Transforming growth factor beta3 (TGF-beta3) has been shown to accelerate gastric ulcer healing in rats. However, little is known about the mechanism. In this study we investigated the influence of TGF-beta3 on gastric acid secretion, since gastric hyperacidity is a major cause of gastroduodenal ulcer disease.

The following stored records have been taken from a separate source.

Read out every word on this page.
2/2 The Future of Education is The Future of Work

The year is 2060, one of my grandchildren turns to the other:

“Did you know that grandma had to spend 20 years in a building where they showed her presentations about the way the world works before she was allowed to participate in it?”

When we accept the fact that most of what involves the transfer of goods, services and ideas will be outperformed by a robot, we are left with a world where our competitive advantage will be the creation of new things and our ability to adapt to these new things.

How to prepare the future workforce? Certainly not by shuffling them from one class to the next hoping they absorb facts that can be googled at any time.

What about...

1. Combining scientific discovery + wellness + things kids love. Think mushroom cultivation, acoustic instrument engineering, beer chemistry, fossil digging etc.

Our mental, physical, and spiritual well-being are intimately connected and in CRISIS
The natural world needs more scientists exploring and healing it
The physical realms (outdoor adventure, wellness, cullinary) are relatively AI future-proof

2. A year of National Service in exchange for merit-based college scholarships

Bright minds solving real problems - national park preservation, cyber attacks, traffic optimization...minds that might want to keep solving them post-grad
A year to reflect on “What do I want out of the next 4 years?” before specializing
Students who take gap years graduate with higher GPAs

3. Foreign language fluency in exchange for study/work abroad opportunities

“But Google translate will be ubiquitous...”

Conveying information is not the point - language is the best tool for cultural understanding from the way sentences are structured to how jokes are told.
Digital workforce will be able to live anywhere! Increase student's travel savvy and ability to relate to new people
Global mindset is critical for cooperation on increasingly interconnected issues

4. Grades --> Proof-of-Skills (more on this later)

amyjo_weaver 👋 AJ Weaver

MATERIAL/METHODS: Male Sprague Dawley rats were equipped with gastric Thomas cannulas and jugular vein catheters. The acute effect of either intravenous TGF-beta3 (400 and 1200 pg/kg/h) or saline (0.15 M) on pentagastrin-stimulated (10 pg/kg/h) gastric acid secretion was evaluated by gastric acid back-titration after 5 days of recovery. Additionally, pentagastrin-stimulated gastric acid secretion was assessed after 48 hours following TGF-beta3 (1200 microg/kg/h) or saline treatment.

RESULTS

Pentagastrin significantly increased gastric acid production. TGF-beta3 significantly reduced pentagastrin-stimulated gastric acid secretion in a dose-dependent manner as early as 15 minutes after application (saline: 124.9+/-14.9 microEq H+/15 min, TGF-beta3: 97.7+/-13.1 9 microEq H+/15 min, p<0.002). Additionally, pretreatment with TGF-beta3 abolished the effect of pentagastrin on gastric acid production. This effect lasted throughout the entire recording period of 48 hours. However, baseline physiological gastric acid production was not altered by TGF-beta3.

CONCLUSIONS

TGF-beta3 inhibits gastric acid secretion when given prior to as well as after pentagastrin treatment. This implicates both a preventive and a therapeutic role of TGF-beta3 in gastroduodenal ulcer disease.